Конечно, сдаваться никто не собирался. По крайней мере, на словах: в речах власть предержащих, в нью-кробюзонских учебниках истории, в передовицах лояльных правительству газет о поражении не будет ни слова. Речь будет идти лишь об историческом компромиссе, о тончайших оттенках предельно отточенной стратегии. Но даже соратники мэра по партии Жирного Солнца и коллеги по Правительству городского единства будут разочарованы. Ведь они — как и все остальные — будут знать, что это за "компромисс". Что Нью-Кробюзон потерпел поражение, как бы ни называл это мэр.
— Они уже нащупывают контакты, — продолжал Барон, — но пока не знают даже, как говорить с Тешем. Уже много лет с нашей миссией там нет связи. А тешских шпионов в Нью-Кробюзоне наверняка до хрена и больше, только непонятно, кто они и где их искать. В здании посольства
Под чужим небом. Ори почувствовал, как у него кружится голова.
— А ты откуда знаешь? — спросил Старая Вешалка. Он слушал стоя, сомкнув ноги и сложив руки на груди. — Откуда ты знаешь, что они задумали, Барон?
Тот улыбнулся. Ори опустил глаза, надеясь, что никогда больше не увидит этой улыбки.
— От того, с кем я сейчас выпиваю, Вешалка. Ты сам знаешь. Я столько пива высосал в этой чертовой Барсучьей топи, что уж теперь-то знаю. Не зря же я торчу там со своим новым лучшим другом, Бертольдом Сулионом.
Часть пятая
Наступательное отступление
Глава 17
— Вот оно. Здесь. Это его край. Край какотопического пятна.
Задолго до этого канюки прервали свой плавный полет и рассеялись в воздухе. Ягуар споткнулся, осторожно крадучись, на полушаге и был таков. Исчез. Пыль и черный дым распугали зверей. Казалось, сотни лет прошли с тех пор, как здесь впервые раздался этот громкий грубый звук.
По открытой ране земли, словно бацилла, крохотная палочка, отравляющая кровь, полз Железный Совет, загрязняя местность вокруг себя. Коптящий и чадящий металлический бог для животных. И, как много лет назад, одни люди клали перед ним рельсы, другие заметали его следы, а третьи брали дорогу сзади и переносили ее вперед, чтобы та легла под колеса грохочущей машины.
Куда бы он ни направлялся, везде он был незваным гостем. Состав нигде не становился частью пейзажа. Он был проклятием истории в редколесье на склонах холмов и среди густого покрова настоящего леса, в межгорных долинах и на изрезанных каньонами плато, кое-где пронзенных рогами твердых скальных возвышенностей. И в зловещих местах, где природа взбунтовалась, вроде медленно движущихся холмов, гейзеров дымного камня, фульгуритовых статуй и застывших электрических бурь он тоже был как бельмо на глазу.

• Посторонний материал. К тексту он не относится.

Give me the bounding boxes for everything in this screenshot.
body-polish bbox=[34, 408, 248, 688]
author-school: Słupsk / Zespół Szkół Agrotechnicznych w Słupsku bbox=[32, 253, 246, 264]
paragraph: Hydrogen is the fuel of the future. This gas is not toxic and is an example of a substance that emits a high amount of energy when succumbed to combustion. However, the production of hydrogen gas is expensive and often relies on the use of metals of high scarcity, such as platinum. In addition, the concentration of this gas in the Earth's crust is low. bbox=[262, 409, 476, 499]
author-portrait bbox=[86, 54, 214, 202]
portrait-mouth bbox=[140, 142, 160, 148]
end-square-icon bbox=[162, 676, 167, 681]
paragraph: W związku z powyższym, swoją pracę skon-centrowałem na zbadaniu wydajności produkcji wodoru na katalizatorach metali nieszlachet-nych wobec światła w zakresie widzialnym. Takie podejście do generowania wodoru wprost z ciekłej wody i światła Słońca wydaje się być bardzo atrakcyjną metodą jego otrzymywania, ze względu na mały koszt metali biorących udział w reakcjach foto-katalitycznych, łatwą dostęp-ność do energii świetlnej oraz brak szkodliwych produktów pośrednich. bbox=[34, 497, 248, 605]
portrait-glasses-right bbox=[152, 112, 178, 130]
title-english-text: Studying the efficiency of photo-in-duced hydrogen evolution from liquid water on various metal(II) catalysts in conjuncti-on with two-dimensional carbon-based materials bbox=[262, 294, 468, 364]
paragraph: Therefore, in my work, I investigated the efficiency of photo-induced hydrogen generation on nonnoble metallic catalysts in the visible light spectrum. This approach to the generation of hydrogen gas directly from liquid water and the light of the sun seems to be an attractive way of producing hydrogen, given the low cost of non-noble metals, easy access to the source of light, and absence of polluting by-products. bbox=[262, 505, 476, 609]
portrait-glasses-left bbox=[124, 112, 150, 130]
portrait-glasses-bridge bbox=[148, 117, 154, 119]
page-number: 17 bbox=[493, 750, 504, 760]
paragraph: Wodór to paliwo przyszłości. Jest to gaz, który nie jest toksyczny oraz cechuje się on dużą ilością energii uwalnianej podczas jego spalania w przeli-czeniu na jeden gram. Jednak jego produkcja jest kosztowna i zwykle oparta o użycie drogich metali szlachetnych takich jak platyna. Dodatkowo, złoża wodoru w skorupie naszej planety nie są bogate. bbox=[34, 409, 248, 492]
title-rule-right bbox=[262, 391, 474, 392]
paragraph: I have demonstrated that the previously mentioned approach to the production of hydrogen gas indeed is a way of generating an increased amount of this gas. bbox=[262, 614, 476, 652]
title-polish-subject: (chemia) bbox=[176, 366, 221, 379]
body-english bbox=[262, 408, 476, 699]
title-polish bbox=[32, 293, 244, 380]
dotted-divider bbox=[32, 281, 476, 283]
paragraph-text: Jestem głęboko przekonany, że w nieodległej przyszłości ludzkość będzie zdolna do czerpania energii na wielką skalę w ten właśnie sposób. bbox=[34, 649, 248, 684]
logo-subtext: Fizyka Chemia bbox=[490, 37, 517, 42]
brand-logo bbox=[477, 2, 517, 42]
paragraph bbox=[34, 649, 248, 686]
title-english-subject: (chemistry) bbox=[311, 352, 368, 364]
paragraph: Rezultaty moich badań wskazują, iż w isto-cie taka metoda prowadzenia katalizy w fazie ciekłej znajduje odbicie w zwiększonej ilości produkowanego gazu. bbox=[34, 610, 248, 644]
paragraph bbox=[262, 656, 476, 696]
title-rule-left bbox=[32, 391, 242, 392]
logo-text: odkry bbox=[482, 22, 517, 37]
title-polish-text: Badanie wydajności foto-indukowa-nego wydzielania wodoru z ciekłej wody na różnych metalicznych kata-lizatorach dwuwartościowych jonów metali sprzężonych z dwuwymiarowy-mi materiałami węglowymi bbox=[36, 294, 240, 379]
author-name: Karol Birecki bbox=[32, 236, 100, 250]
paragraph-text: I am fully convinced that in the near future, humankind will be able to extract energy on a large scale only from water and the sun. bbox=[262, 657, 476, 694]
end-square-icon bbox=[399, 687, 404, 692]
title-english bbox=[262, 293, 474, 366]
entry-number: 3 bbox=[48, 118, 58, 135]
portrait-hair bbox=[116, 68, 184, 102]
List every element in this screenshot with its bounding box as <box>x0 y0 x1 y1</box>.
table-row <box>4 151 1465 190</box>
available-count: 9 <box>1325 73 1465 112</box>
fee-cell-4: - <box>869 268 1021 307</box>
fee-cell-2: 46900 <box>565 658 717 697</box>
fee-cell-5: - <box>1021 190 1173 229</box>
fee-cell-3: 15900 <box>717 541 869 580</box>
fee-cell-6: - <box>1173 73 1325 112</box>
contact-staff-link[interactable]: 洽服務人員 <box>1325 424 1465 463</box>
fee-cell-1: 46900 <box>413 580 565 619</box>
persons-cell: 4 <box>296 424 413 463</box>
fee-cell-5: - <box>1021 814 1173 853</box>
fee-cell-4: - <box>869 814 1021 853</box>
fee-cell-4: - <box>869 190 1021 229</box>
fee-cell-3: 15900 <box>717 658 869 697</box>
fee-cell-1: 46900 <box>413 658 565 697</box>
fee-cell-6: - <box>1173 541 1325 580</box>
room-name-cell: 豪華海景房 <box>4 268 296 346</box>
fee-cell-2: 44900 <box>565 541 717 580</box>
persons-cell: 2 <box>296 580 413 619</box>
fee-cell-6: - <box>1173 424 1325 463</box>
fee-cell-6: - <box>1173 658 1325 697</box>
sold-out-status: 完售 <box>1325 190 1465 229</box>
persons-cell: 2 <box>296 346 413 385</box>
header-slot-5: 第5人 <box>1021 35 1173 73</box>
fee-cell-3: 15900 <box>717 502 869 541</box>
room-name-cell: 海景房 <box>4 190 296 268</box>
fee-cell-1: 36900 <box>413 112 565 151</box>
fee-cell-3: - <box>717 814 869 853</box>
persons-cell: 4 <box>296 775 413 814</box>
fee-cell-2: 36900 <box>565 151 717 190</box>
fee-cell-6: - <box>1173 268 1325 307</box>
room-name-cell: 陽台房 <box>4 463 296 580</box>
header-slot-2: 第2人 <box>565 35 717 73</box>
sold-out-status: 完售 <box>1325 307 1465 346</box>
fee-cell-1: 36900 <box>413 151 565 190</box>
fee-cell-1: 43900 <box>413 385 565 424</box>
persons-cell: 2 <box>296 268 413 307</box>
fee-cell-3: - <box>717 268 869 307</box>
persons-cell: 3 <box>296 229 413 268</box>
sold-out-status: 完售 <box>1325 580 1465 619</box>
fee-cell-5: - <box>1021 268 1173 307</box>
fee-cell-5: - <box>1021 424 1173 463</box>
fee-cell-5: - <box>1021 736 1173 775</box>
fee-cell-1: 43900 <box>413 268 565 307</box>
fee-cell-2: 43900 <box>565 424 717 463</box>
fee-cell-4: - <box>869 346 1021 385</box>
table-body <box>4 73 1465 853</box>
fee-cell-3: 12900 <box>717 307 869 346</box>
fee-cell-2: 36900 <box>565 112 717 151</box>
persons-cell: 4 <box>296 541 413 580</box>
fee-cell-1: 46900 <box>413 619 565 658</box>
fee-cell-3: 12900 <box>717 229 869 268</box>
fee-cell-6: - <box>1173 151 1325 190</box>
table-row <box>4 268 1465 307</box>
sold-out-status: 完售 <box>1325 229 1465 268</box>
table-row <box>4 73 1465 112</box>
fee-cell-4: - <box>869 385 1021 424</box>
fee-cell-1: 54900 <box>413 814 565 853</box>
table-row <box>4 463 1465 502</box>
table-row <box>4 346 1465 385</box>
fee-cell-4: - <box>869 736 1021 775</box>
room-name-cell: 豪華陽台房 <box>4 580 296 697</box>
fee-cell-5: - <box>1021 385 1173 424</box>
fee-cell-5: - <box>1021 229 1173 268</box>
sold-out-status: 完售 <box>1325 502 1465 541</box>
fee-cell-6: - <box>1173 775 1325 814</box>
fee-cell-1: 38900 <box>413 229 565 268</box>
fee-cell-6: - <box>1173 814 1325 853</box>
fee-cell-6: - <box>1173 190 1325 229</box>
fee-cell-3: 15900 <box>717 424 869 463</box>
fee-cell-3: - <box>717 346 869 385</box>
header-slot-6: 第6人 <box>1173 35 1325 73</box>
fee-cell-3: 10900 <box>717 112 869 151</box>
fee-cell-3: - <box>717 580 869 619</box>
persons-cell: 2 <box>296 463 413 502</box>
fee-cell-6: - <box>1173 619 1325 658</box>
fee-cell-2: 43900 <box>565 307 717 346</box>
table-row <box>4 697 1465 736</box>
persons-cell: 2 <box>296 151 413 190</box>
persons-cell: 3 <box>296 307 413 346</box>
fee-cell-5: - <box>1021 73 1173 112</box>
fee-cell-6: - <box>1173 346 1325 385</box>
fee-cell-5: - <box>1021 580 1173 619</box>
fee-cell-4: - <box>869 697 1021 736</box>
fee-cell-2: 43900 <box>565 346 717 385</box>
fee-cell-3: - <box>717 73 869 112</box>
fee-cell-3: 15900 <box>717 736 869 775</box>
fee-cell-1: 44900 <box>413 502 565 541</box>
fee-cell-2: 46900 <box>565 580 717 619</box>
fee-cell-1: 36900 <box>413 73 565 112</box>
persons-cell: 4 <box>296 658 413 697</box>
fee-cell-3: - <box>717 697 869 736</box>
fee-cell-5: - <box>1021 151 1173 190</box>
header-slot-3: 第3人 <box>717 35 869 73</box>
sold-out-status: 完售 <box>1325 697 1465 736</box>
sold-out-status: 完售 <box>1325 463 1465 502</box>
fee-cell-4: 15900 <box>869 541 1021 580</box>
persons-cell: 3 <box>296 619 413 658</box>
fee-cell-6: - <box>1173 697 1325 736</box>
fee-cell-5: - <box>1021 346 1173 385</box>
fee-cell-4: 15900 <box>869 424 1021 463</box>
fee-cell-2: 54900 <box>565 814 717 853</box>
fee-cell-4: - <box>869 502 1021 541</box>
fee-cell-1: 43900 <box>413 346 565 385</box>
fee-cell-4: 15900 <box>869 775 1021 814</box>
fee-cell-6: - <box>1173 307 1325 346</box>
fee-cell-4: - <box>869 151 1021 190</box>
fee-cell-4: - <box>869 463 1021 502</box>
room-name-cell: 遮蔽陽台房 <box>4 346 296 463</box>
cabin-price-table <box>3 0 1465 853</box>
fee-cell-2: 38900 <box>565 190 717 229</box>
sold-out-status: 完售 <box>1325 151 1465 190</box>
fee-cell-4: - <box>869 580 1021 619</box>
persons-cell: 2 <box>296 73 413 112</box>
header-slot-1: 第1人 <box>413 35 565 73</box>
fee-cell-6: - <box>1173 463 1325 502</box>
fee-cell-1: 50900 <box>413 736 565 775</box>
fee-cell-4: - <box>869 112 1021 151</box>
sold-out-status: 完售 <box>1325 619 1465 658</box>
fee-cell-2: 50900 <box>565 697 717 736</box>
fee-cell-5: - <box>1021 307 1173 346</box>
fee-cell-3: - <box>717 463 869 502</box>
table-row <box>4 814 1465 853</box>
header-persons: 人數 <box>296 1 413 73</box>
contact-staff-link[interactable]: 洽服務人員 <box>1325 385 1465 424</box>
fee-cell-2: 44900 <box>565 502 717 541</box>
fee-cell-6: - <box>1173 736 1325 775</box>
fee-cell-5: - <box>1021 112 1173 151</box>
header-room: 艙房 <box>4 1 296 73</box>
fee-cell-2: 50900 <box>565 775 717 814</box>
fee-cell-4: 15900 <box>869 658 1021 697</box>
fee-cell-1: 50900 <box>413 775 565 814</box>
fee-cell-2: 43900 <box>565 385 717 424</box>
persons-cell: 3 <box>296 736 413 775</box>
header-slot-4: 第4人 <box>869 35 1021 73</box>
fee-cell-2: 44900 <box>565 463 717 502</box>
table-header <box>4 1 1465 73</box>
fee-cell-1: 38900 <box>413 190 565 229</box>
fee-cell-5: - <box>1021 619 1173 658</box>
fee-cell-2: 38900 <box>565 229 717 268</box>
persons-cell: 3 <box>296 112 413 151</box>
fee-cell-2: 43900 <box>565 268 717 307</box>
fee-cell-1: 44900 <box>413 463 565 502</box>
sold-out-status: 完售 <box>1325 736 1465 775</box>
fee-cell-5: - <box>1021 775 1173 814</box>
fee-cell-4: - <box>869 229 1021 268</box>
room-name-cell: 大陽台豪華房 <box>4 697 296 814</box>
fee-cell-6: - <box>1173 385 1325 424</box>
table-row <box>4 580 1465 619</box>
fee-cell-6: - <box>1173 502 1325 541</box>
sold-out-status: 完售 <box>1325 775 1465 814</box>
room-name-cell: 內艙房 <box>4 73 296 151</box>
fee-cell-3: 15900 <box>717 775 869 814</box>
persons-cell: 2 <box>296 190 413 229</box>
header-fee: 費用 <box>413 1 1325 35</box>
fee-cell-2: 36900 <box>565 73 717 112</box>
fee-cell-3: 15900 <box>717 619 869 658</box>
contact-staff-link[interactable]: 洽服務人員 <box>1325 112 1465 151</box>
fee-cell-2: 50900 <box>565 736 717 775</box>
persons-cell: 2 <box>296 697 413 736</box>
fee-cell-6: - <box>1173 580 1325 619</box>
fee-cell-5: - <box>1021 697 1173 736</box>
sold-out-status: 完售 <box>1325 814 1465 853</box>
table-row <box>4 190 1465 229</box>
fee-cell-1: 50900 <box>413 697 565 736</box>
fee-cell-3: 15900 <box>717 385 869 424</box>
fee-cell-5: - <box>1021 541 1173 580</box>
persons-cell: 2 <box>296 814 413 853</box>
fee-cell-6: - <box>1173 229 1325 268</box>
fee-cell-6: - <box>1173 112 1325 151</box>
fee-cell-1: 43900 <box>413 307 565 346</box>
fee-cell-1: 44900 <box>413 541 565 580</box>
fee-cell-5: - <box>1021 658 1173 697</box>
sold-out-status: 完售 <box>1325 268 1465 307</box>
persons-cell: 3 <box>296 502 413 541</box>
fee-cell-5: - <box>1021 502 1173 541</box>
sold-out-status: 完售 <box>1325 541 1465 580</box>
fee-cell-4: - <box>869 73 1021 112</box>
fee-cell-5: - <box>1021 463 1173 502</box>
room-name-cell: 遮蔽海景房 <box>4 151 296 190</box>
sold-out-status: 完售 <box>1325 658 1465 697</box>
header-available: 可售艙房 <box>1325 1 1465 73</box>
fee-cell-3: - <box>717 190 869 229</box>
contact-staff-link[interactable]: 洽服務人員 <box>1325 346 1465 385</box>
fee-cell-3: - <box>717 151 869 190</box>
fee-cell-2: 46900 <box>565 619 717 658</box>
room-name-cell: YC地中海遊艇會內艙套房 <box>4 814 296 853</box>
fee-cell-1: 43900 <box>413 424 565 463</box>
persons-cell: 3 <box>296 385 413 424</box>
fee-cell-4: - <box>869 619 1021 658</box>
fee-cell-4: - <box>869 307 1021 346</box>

Город-призрак. Город, все жители которого, и мужчины, и женщины, были заняты лишь тем, что выравнивали землю и клали на нее рельсы. Все они были непрошеными гостями.
Как их предки, первые члены Совета, — некоторые еще находились среди них, — они были мускулисты, загорелы и знали свое дело. Переделанные, нормальные, какты и прочие стали виртуозами строительства: одни, вооруженные клещами, тянули рельсы, другие укладывали шпалы — и все это под стук забивающих костыли молотов, такой ритмичный, что хоть танцуй.
Для тепла они носили шкуры; платья и штаны делали из перешитых мешков. Они украшали себя отслужившими свое кусками железа и распевали убогие кричалки, бравшие начало от старых рабочих песен, да недавно сложенные баллады о самих себе.
В центре человеческого муравейника, где сотни людей только и делали, что обслуживали его многочисленные нужды, охраняемый стражей и дозорными — на вершинах холмов и деревьев, а также в небе, — полз он, причина всего, поезд. Время не пощадило его. Он стал иным. Он одичал.